O movimento revolucionou a música brasileira e o comportamento de uma juventude que sobrevivia à ditadura militar

Baile Charme, em Madureira, na Zona Norte do Rio. (Fonte: I Hate Flash)

O ano de 2020 marca as comemorações dos 40 anos de existência e resistência do Baile Charme, considerado um dos eventos mais tradicionais da cultura negra do Rio de Janeiro. O termo “Charme” foi uma forma de se referir ao R&B na década de 1980.

Atualmente, chamamos de Charme as músicas negras dos anos 1980 e 1990 que incorporaram o estilo Soul e Funk Americano. Esses gêneros se tornaram uma grande tendência no Brasil na década de 1970 graças ao Movimento Black Rio. Apoiado por grandes nomes como Banda Black Rio, Tim Maia, Tony Tornado, Gerson King Combo e Carlos Dafé, ficou conhecido com um dos fenômenos mais criativos da cultura popular negra.

 

Primórdios do Charme

Influenciados por esse movimento setentista, os bailes de música black foram disseminados pelos lendários DJ Big Boy e Ademir Lemos. Ambos criaram uma estrutura sonora com caixas de som, microfones e aparelhos toca discos que embalavam os bailes da cidade. A black music estava perdendo espaço para a disco e o pop rock estrangeiros, que permearam nossa cultura de forma estrondosa no início da década de 1980.

É nesse contexto que DJ Corello, considerado o “Pai do Charme” e o “mago das pick-ups”, começou a experimentar músicas novas.

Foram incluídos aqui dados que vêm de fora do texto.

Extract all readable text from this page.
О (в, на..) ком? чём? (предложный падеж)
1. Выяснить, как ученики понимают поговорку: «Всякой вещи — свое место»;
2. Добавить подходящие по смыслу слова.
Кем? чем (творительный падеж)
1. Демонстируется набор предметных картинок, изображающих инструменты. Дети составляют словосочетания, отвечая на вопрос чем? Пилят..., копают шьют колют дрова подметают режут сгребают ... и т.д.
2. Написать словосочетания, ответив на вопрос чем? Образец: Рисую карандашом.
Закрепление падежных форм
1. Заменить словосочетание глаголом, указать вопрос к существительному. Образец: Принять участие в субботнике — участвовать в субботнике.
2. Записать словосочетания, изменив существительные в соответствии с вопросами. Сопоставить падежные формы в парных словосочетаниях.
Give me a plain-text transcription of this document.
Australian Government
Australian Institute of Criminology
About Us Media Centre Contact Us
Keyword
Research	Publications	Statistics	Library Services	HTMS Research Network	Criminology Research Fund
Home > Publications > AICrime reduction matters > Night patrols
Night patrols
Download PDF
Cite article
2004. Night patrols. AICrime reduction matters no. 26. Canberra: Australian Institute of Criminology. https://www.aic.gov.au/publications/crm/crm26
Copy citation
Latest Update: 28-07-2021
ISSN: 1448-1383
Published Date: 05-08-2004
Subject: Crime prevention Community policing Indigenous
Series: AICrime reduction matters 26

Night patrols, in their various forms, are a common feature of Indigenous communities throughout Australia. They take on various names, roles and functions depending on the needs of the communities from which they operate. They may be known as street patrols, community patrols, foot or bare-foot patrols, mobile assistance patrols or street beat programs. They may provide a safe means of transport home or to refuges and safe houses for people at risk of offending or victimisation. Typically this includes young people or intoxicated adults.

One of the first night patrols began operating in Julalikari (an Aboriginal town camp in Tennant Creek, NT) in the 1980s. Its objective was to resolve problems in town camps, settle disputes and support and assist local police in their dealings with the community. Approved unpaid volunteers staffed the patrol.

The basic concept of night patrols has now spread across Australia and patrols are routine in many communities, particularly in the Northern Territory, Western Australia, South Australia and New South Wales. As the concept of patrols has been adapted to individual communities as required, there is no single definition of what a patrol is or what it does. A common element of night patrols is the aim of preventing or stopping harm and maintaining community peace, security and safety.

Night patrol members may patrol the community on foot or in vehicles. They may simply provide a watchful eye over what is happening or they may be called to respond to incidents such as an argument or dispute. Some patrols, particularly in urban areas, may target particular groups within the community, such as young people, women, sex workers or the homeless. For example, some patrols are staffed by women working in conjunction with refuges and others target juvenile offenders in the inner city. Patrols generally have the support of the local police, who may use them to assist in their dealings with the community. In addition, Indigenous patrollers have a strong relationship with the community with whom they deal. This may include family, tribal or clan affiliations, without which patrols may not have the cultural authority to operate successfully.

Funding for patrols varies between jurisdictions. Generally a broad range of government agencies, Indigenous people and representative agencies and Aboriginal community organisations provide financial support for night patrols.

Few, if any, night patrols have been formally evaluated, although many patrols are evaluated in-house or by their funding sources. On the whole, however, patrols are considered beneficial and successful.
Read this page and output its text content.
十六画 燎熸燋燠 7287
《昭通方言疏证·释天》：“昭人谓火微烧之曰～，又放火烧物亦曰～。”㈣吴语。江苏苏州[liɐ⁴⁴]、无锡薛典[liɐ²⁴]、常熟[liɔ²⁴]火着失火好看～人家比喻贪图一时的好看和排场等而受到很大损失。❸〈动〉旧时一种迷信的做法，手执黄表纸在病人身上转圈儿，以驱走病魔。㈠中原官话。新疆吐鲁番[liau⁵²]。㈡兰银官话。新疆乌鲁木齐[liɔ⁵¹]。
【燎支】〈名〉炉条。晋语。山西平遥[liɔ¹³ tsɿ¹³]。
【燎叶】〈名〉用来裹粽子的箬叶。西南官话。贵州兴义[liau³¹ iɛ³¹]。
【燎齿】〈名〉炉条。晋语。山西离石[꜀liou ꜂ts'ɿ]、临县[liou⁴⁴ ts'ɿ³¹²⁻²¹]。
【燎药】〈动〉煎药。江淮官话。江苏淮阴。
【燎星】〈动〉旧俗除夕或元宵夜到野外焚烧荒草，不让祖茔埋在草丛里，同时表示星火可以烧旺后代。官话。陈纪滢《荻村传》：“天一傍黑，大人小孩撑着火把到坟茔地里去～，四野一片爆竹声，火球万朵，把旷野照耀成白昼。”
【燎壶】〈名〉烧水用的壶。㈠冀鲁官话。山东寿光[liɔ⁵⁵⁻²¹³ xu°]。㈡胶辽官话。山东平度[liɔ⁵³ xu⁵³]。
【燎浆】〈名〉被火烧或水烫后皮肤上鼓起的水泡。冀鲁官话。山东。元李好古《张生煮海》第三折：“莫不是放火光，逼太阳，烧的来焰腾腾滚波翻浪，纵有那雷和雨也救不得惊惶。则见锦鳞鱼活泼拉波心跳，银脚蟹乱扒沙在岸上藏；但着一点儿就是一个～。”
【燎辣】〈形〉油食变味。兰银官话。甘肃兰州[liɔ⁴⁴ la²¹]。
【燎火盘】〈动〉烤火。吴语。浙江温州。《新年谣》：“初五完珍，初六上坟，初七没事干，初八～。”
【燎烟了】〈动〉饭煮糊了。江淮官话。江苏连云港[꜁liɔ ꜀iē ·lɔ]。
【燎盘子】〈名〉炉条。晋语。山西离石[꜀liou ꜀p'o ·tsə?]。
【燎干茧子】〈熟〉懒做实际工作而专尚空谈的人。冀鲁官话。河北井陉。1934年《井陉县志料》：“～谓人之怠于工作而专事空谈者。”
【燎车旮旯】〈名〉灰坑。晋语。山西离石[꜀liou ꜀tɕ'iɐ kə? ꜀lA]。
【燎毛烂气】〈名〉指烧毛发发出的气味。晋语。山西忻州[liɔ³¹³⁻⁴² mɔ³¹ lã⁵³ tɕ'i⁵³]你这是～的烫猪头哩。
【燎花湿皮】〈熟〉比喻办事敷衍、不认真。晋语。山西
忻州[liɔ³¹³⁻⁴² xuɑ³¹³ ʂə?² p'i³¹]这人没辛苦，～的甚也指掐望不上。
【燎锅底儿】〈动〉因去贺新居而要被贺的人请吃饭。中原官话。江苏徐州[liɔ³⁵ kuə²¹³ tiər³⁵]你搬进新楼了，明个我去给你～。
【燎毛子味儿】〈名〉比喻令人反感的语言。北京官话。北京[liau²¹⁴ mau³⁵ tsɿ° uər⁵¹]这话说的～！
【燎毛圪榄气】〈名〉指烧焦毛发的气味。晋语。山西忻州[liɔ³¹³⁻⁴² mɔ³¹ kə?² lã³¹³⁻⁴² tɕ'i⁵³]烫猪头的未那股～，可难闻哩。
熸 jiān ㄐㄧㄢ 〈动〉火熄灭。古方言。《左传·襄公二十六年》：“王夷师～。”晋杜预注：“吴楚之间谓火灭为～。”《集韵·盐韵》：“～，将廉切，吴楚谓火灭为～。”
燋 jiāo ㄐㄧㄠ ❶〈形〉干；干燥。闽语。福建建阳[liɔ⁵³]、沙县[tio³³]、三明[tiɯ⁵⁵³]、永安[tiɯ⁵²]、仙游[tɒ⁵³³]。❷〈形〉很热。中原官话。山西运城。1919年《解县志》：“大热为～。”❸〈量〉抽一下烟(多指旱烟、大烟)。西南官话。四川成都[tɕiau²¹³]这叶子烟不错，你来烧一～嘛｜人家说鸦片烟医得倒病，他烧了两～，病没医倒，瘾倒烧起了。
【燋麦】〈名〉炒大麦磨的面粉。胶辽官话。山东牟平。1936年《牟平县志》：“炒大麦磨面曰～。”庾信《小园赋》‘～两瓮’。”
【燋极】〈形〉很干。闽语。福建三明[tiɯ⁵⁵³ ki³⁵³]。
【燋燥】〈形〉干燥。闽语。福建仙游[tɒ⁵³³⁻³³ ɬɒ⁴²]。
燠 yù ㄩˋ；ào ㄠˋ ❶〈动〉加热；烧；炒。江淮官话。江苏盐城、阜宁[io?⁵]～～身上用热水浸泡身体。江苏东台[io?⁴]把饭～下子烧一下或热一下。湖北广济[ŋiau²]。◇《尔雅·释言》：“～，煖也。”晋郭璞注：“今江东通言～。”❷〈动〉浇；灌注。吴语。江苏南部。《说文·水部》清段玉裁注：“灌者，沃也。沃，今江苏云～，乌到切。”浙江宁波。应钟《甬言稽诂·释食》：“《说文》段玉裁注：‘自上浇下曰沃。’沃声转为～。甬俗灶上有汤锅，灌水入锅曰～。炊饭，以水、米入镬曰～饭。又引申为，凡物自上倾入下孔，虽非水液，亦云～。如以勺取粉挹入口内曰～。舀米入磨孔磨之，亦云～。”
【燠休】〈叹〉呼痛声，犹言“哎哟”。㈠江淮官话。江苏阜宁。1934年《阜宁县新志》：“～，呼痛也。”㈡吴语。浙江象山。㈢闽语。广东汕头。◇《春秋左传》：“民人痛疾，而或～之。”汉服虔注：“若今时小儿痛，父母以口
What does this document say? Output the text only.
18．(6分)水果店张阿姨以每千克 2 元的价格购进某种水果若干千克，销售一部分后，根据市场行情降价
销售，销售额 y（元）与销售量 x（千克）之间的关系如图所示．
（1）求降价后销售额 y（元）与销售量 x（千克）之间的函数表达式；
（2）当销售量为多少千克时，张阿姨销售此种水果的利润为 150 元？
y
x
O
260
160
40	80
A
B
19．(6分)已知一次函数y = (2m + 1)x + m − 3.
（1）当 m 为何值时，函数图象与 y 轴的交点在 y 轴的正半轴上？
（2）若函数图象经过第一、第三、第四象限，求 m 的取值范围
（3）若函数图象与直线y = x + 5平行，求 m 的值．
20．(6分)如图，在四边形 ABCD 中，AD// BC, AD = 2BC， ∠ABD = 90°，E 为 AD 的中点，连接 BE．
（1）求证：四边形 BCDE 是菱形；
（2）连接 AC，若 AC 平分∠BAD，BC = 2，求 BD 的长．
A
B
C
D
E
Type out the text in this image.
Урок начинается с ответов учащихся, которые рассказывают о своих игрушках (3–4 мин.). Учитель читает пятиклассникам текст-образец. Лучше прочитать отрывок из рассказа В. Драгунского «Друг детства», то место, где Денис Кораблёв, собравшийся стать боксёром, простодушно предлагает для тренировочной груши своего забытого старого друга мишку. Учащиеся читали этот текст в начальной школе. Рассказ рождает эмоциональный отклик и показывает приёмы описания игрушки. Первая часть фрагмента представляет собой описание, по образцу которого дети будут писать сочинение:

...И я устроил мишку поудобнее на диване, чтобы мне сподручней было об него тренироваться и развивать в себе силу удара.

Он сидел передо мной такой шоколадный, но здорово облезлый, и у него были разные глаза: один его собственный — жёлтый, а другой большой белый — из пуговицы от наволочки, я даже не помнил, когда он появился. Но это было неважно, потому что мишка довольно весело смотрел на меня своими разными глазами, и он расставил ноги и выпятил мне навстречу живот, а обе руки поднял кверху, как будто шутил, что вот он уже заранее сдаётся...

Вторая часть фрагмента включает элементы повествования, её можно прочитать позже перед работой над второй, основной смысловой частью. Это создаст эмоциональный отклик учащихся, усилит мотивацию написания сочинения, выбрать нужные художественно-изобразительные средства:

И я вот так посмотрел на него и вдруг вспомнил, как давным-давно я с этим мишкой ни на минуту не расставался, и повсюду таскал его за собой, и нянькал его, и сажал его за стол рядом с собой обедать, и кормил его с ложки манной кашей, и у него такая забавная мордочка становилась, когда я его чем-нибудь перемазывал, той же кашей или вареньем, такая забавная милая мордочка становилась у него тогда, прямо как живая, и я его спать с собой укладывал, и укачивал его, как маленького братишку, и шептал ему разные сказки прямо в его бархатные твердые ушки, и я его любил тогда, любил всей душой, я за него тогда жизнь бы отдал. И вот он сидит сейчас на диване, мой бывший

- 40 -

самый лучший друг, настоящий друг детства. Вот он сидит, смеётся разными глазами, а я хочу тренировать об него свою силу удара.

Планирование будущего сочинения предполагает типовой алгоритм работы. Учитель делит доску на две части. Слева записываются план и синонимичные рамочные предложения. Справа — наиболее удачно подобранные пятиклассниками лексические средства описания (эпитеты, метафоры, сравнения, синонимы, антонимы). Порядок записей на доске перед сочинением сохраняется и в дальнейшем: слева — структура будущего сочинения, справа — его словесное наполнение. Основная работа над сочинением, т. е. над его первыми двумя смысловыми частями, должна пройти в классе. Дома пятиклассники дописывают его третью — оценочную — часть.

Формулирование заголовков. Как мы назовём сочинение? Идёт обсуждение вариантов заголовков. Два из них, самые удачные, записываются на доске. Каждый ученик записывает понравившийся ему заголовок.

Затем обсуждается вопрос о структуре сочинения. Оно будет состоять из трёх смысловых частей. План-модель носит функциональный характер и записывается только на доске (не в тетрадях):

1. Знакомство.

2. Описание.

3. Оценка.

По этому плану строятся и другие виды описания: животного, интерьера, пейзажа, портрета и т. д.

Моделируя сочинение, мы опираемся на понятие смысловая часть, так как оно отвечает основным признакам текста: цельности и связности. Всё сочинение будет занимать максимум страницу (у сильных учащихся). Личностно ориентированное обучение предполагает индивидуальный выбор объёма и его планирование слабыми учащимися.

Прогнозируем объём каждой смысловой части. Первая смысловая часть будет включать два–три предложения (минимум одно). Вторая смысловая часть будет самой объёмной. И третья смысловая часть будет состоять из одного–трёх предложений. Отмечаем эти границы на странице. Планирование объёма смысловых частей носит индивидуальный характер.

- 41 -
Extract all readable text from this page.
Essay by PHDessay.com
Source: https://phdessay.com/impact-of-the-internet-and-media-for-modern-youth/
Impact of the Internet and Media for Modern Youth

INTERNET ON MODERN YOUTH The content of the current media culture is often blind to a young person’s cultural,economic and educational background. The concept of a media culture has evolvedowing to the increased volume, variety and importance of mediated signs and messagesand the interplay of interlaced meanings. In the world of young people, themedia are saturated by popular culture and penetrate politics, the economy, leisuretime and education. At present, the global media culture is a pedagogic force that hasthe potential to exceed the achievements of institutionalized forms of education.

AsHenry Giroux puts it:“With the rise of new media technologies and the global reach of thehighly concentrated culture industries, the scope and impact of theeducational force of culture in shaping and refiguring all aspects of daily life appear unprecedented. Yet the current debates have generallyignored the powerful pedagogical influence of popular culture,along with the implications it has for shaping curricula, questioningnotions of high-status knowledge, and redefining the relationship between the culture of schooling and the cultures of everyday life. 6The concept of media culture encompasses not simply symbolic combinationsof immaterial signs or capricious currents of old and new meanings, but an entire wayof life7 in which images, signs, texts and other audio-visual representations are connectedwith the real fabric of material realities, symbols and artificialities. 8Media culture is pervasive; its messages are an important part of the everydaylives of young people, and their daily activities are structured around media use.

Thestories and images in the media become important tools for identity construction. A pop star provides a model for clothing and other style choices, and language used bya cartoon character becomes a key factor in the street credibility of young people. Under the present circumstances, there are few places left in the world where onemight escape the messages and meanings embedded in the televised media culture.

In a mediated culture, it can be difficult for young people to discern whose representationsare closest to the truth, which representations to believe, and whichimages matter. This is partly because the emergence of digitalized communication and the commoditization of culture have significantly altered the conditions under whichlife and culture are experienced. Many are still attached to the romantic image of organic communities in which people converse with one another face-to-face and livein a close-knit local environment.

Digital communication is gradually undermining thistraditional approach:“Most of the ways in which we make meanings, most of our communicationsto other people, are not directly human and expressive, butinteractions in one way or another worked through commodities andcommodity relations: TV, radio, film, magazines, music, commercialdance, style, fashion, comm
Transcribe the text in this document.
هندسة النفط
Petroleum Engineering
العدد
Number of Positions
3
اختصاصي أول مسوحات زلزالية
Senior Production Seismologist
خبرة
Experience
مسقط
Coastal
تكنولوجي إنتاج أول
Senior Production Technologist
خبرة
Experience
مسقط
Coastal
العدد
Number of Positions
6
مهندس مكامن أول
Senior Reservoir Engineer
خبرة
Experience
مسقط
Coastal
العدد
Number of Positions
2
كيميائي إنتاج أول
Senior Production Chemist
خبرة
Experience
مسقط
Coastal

Resgatando o soul, acompanhado de um swing funk menos acelerado, o DJ criou um estilo único de tocar. As equipes de som realizavam os bailes em locais como o Sport Club Mackenzie, no Méier.

 

Performance de DJ Corello em um baile no Mackenzie (1980) (Fonte: Página “35 anos de charme” no Facebook)

 

Ao ver que as pessoas gostaram do ritmo e dançavam em um movimento diferente e charmoso, Corello assumia o microfone e anunciava:

“Chegou a hora do Charminho, transe seu corpo bem devagarinho…”

Desde então, o Charme se tornou uma das maiores expressões artísticas do subúrbio carioca e alcançou popularidade em toda a cidade.

No início, as danças e as pick-ups eram dominadas pelos homens, na hora da coreografia eles assumiam a primeira fila, que pouco a pouco foi ganhando a forte presença feminina. As roupas traziam um aspecto luxuoso: homens de terno e sapato lustrado, mulheres de vestido longo e salto alto. Jeans e tênis, nem pensar. Hoje, o traje é livre, e as pick-ups também! Nomes como os das DJ’s Cacau e Evelyn figuram entre os eventos de Charme da cidade.

 

 

Baile Charme no Viaduto de Madureira

Vem aí o baile mais elegante da cidade e com muito amor” é o que dizia o já extinto jornal Charm na Rua em 1993. Os irmãos Celso e Cesar Athayde decidiram levar o baile Charme na Rua para a “capital do subúrbio carioca”, o bairro de Madureira, e desde então a tradição se mantém viva.

O ritmo se tornou tão presente e importante para a sociedade que, por meio de uma Lei Municipal em 2000, foi criado o Espaço Cultural Rio Hip Hop Charme, situado embaixo do viaduto Negrão de Lima, mais conhecido como o Viaduto de Madureira. O espaço abriga o Baile Charme, que ocorria todos os sábados antes da pandemia do corona vírus, reunindo amantes do ritmo em prol da disseminação dos valores da cultura negra, respeito ao próximo e, principalmente, diversão.

Escrito por

Aficionada por música, reconheci minha vocação cultural ao longo da graduação em Química na UFV e decidi me dedicar às novas profissões após concluir a faculdade. Atualmente, atuo como redatora, curadora musical, produtora de conteúdo e assistente de produção executiva. Sou idealizadora do perfil TODO DIA UM CD DIFERENTE no Instagram, onde escrevo sobre discos nacionais e internacionais, elaboro playlists e abordo temas relacionados à cultura e à sociedade.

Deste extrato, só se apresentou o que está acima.